The German financial supervisory authority, BaFin, has released further guidelines for occupational pension schemes to improve their own risk assessment reports, which are so far not in line with the requirements set by the regulator.

IORPs are not meeting the minimum requirements specified in the circular 09/2020 (VA), that provides information on the interpretation of regulations on own risk assessment (ERB) according to paragraph 234d of the Insurance Supervision Act (VAG).

The ERB circular recommends that occupational schemes structure risk-assessment reports in detail, clearly addressing requirements, with quantitative information, specific figures and development over time.

This applies above all to information on financing requirements, according to BaFin.
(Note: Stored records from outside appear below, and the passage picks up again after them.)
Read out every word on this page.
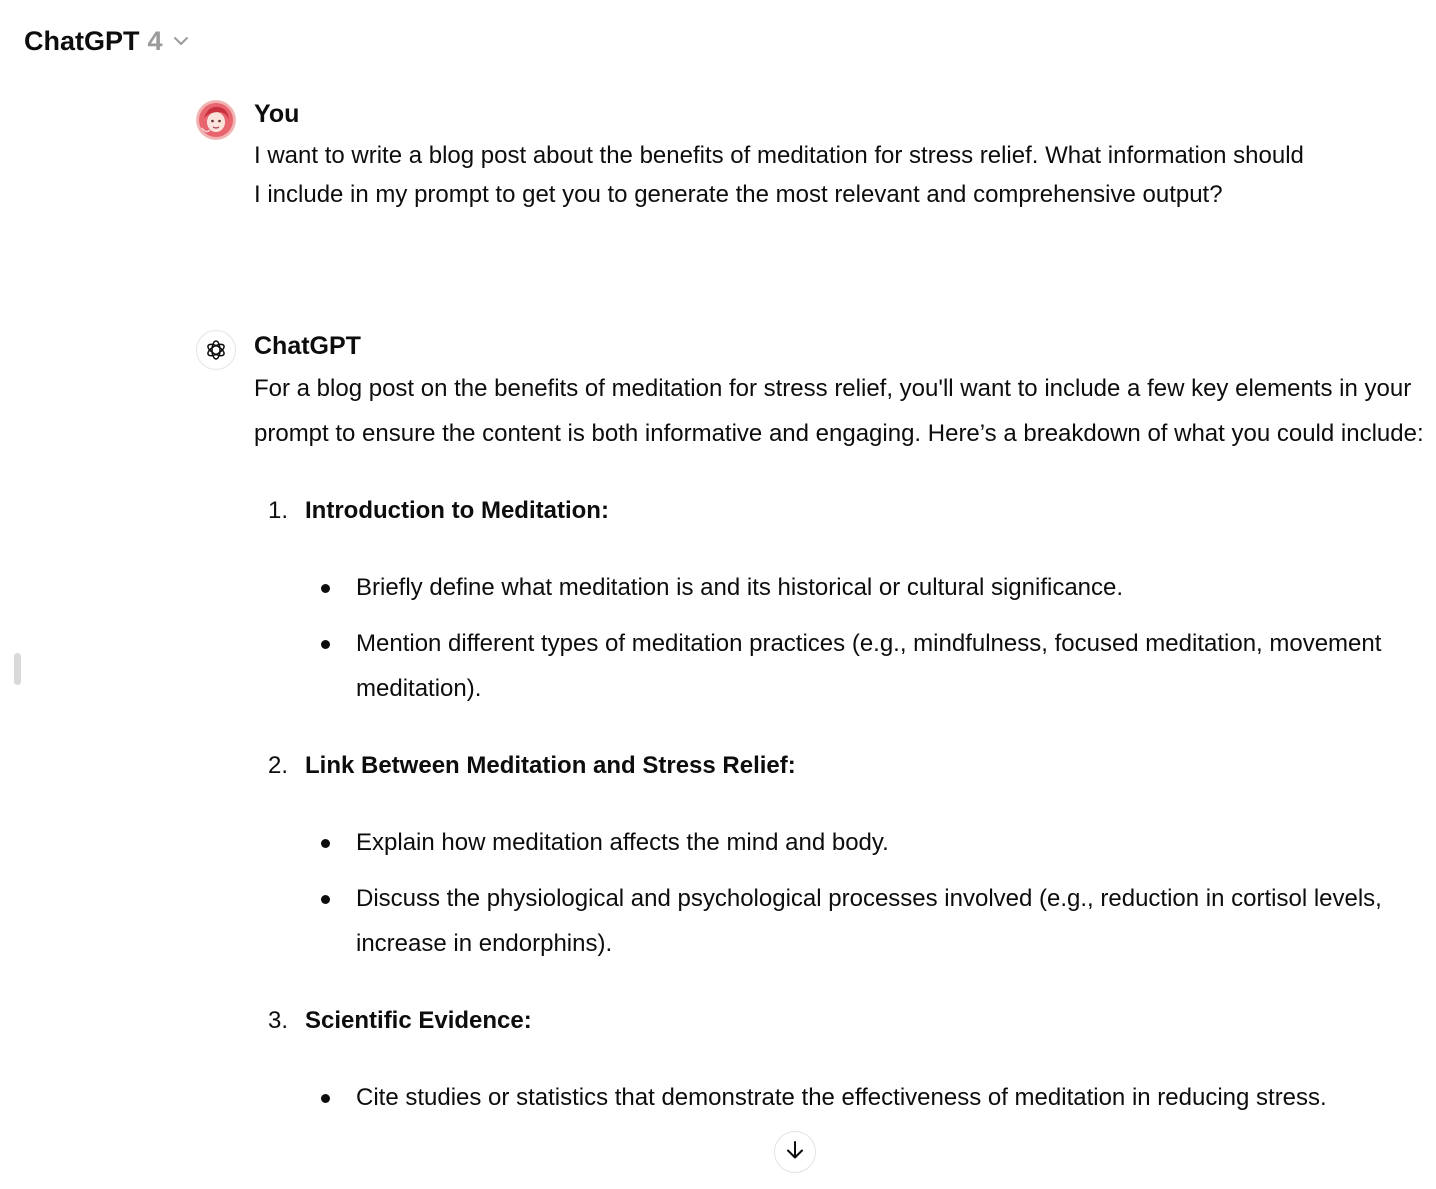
ChatGPT 4
You
I want to write a blog post about the benefits of meditation for stress relief. What information should I include in my prompt to get you to generate the most relevant and comprehensive output?
ChatGPT

For a blog post on the benefits of meditation for stress relief, you'll want to include a few key elements in your prompt to ensure the content is both informative and engaging. Here’s a breakdown of what you could include:

1. Introduction to Meditation:
Briefly define what meditation is and its historical or cultural significance.
Mention different types of meditation practices (e.g., mindfulness, focused meditation, movement meditation).
2. Link Between Meditation and Stress Relief:
Explain how meditation affects the mind and body.
Discuss the physiological and psychological processes involved (e.g., reduction in cortisol levels, increase in endorphins).
3. Scientific Evidence:
Cite studies or statistics that demonstrate the effectiveness of meditation in reducing stress.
The regulator has now given further, specific tips to address the issue on the lack of detailed information provided by occupational pension schemes.
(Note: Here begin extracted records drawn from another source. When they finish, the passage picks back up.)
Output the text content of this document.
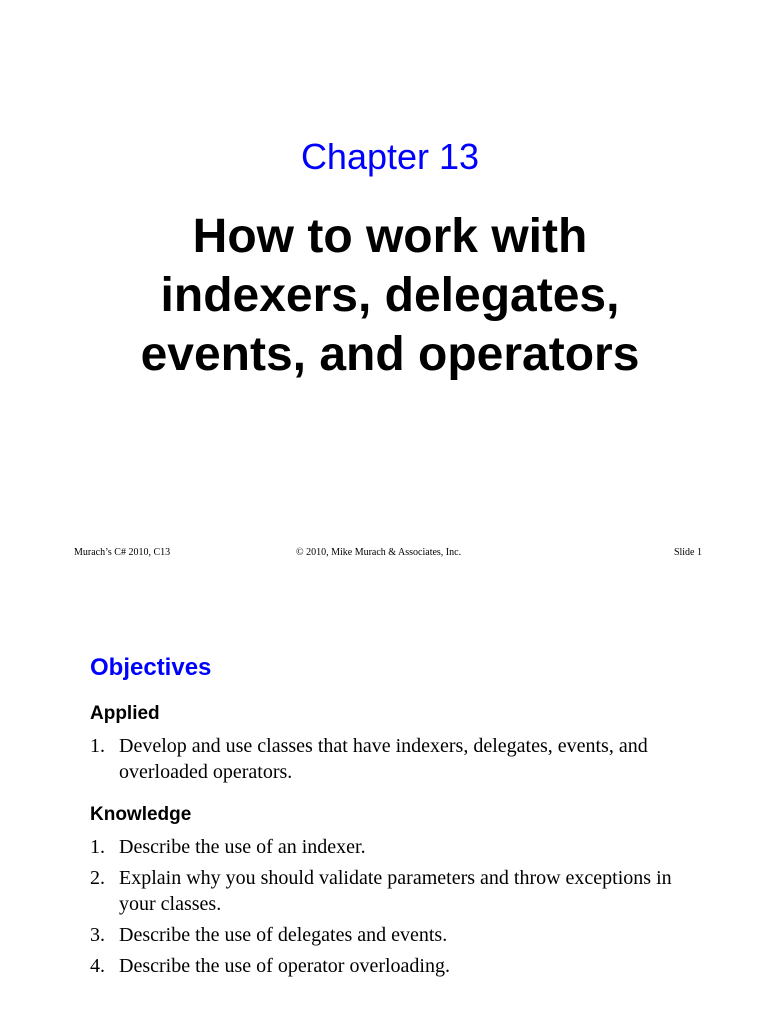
Chapter 13
How to work with
indexers, delegates,
events, and operators
Murach’s C# 2010, C13	© 2010, Mike Murach & Associates, Inc.	Slide 1
Objectives
Applied
1. Develop and use classes that have indexers, delegates, events, and overloaded operators.
Knowledge
1. Describe the use of an indexer.
2. Explain why you should validate parameters and throw exceptions in your classes.
3. Describe the use of delegates and events.
4. Describe the use of operator overloading.
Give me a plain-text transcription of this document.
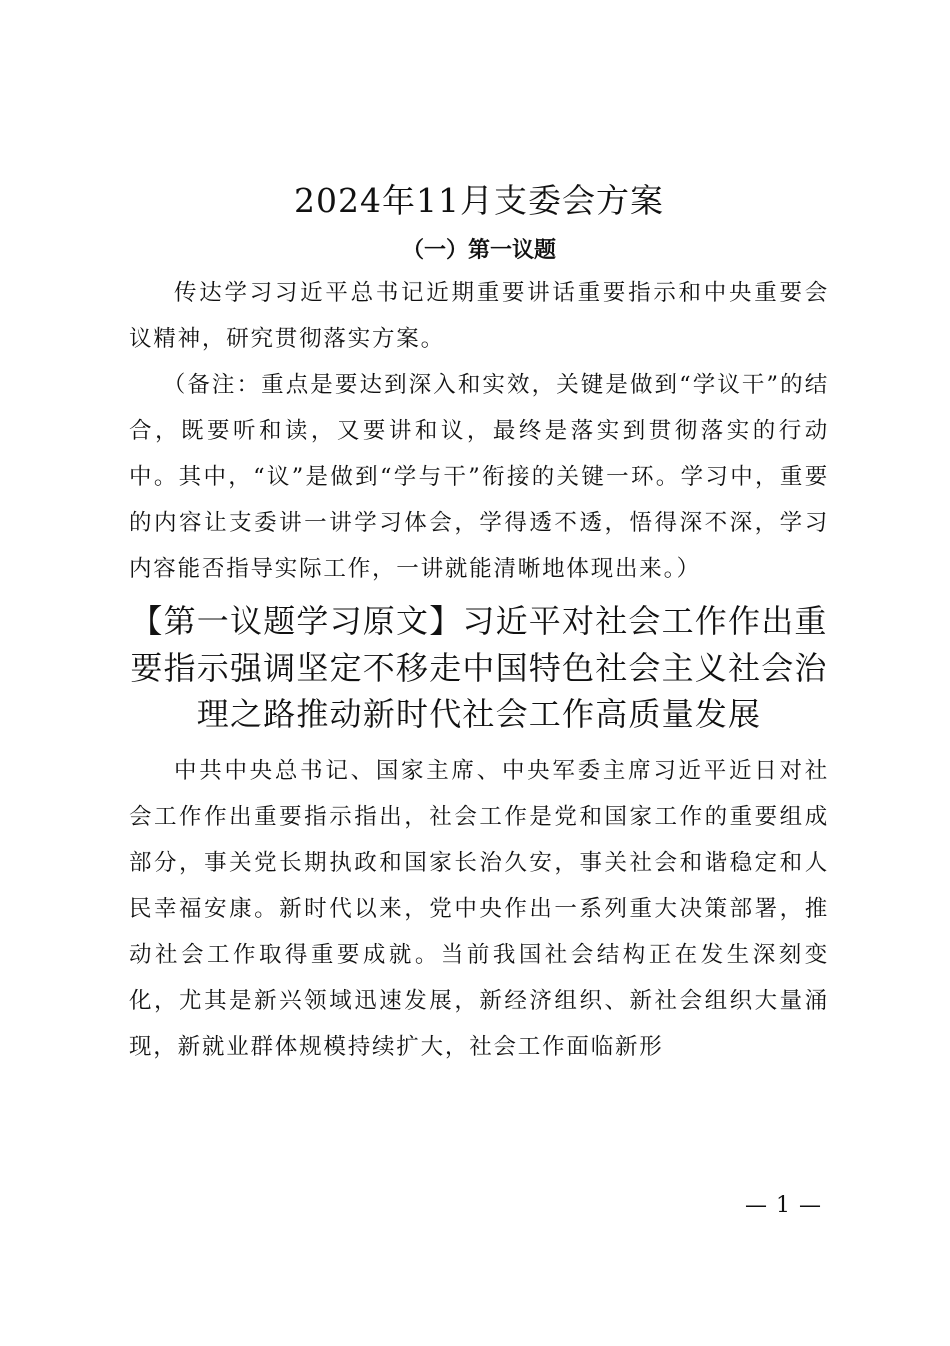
2024年11月支委会方案
（一）第一议题

传达学习习近平总书记近期重要讲话重要指示和中央重要会议精神，研究贯彻落实方案。

（备注：重点是要达到深入和实效，关键是做到“学议干”的结合，既要听和读，又要讲和议，最终是落实到贯彻落实的行动中。其中，“议”是做到“学与干”衔接的关键一环。学习中，重要的内容让支委讲一讲学习体会，学得透不透，悟得深不深，学习内容能否指导实际工作，一讲就能清晰地体现出来。）

【第一议题学习原文】习近平对社会工作作出重要指示强调坚定不移走中国特色社会主义社会治理之路推动新时代社会工作高质量发展

中共中央总书记、国家主席、中央军委主席习近平近日对社会工作作出重要指示指出，社会工作是党和国家工作的重要组成部分，事关党长期执政和国家长治久安，事关社会和谐稳定和人民幸福安康。新时代以来，党中央作出一系列重大决策部署，推动社会工作取得重要成就。当前我国社会结构正在发生深刻变化，尤其是新兴领域迅速发展，新经济组织、新社会组织大量涌现，新就业群体规模持续扩大，社会工作面临新形

— 1 —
According to BaFin, occupational schemes should ideally provide the necessary quantitative information in a clear form in risk assessment reports for at least four aspects relating to financing requirements in tabular form, in order to specify the relevant figures for each year, or a shorter timeframe. IORPs should anticipate and assess the risks.

The regulator also underlined in a note that occupational schemes have misinterpreted part of the ERB circular, believing that it defines the “entire financing requirement” within the meaning of paragraph 234d (2) sentence 1 no. 4 of the VAG.

The circular, however, only points at pure define contributions and pension promises of Pensionsfonds, as prescribed in the VAG, not leading to build up additional funds to secure commitments.

Therefore, the schemes are not required to detail the funds necessary to cover the promises in the ERB report. IORPs whose business is based on such promises, however, must assess the financing requirement in accordance with paragraph 234d (2) sentence 1 no. 4 of the VAG, BaFin noted.

Moreover, according to additional guidelines listed by BaFin, occupational schemes must clearly state guaranteed and non-guaranteed benefits, and their specific risks, and give an outlook on future returns on investments, or a best-estimate scenario.

IORPs must also qualitatively assess guarantees, binding obligations and any other financial support from the sponsoring company, a new task for occupational schemes, according to BaFin.

Occupational pension schemes have until the end of October to submit their detailed risk assessment reports. BaFin will evaluate the reports to check whether there is further need for action, with new information or clarifications, it said.

Pensionskassen demand simplification of supervisory rules

While BaFin is asking German occupational schemes to make an effort to further detail their risk assessment reports, Pensionskassen are demanding simplification of supervisory procedures.

According to a survey conducted by WTW, three quarters of companies’ Pensionskassen are demanding specific and streamlined supervisory rules for occupational pension schemes, with only a quarter considering the provisions of the Insurance Supervision Act (VAG) appropriate.

Half of Pensionskassen surveyed by WTW believe they have sufficient leverage to face the current high-inflation scenario. The survey also showed that half of Pensionskassen expect interest rates to rise significantly, and almost a third expect interest rates to stabilise at the present level.

“It therefore makes sense for Pensionskassen to assess different scenarios and to precisely determine the longer-term effects of a further rise in interest rates, but also of a stabilisation of the current interest rate level,” said Tim Voetmann, head of Pensionskassen consulting at WTW.